For more information about this error, try `rustc --explain E0308`.
error: could not compile `winit` due to previous error
warning: build failed, waiting for other jobs to finish...
error: build failed
parasyte commented 2 years ago

Before you do anything else, make a copy of Cargo.lock ...

That build error looks like something that can be fixed by running cargo update... Just guessing. We don't commit the lock file any more, but Cargo does keep one in the repo root directory. I've seen issues with some dependencies causing breaking changes in minor releases, and some other weird behavior. But we do build and test on Linux in our CI, so we know that Linux builds are working as of 2 days ago: https://github.com/parasyte/pixels/runs/4451823614?check_suite_focus=true

What stands out to me is that you are building two copies of mio, and our CI build only has one. If you really want to investigate that, cargo tree can tell you what is pulling in that stray mio version.
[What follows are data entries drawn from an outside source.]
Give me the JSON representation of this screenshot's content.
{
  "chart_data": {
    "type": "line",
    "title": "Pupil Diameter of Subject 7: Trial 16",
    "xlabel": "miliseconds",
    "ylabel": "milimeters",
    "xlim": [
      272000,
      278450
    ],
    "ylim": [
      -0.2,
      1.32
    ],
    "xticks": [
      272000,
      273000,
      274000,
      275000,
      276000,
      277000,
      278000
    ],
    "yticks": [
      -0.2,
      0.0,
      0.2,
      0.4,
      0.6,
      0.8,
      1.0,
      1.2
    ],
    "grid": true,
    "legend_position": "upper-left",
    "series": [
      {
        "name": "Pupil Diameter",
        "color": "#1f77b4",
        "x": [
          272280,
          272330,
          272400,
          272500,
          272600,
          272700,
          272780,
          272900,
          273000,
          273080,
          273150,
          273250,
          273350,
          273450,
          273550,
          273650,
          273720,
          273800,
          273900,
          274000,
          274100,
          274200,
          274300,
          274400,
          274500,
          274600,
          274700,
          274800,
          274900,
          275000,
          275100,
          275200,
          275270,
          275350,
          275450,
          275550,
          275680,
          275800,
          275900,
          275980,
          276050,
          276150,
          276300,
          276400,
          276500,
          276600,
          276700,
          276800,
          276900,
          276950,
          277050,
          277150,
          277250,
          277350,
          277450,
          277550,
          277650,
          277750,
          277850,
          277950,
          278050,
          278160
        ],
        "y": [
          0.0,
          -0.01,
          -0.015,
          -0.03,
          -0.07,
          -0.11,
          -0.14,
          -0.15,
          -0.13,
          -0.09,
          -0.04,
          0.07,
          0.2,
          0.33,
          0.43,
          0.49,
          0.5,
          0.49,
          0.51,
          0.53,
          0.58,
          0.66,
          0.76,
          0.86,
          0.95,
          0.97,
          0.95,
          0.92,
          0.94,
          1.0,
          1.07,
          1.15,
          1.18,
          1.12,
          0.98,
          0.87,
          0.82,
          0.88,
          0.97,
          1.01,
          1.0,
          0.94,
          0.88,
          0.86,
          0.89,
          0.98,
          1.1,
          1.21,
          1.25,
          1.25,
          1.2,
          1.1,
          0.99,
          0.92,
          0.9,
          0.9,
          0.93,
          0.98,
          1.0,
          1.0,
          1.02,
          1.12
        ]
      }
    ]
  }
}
Your Cargo.lock backup can, as well.

aegroto commented 2 years ago

a run of 'cargo clean' and 'cargo update' solved the demo problem, thanks! I think this may be added in the README of each example, it may be necessary to run an update on different OS than Windows.

Also, changing the reference PPA from oibaf to kisak has solved the error, although something is still not working but I think it's related to my Xorg configuration, so I guess we can close this issue, thanks for all the support!